We’re likely to start seeing the protected bike lanes installed in 2017 or 2018. If all goes according to plan, this could be a big improvement for biking in downtown St. Paul.
Bike lanes on Upper Afton
After delaying a decision for a few weeks to give residents a chance to weigh in on an updated plan, the city council voted to approve bike lanes on both sides of the street on Upper Afton Road. These bike lanes would be added this summer during a street resurfacing between Burns Avenue and McKnight Road.
St. Paul Women on Bikes felt that this was the safest option of those under consideration by the city council, and so we are happy to see it approved. This bikeway will add a much-needed connection to parks, homes, and neighborhoods in an area with few on-street bike facilities.

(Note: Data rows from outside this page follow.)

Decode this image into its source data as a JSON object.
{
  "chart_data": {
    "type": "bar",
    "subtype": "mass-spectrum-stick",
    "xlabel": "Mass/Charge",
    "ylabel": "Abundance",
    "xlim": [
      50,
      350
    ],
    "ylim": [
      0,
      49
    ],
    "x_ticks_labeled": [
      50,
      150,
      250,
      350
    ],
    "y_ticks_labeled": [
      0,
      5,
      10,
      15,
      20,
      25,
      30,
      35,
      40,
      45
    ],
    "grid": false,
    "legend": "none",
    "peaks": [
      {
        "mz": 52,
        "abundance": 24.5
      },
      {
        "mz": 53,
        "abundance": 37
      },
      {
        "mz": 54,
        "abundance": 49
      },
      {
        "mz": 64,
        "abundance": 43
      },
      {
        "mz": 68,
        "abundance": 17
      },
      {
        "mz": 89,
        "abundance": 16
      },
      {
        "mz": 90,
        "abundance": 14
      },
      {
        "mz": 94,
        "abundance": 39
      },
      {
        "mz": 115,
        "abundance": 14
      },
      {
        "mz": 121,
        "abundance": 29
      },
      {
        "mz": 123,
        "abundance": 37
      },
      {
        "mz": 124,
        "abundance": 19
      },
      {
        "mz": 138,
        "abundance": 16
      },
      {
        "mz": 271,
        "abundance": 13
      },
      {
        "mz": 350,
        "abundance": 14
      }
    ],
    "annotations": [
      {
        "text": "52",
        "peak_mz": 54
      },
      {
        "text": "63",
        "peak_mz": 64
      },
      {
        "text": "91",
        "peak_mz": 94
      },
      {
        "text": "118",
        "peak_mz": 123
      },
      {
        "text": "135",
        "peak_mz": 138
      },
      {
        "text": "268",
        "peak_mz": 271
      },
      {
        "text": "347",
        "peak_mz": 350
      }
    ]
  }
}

4th Street Market District officially recognized in city plans
We’re excited that the city has included the 4th Street Market District in its vision for downtown St. Paul, with a planning study to be undertaken soon. This is an important step in bringing this community-supported concept from idea to reality.
The city is also planning a demonstration project on 4th Street that would showcase some of the possibilities for revitalizing the street. This demonstration will focus mostly on placemaking and will hopefully get downtown residents, visitors, and workers enthused about what this street could look like.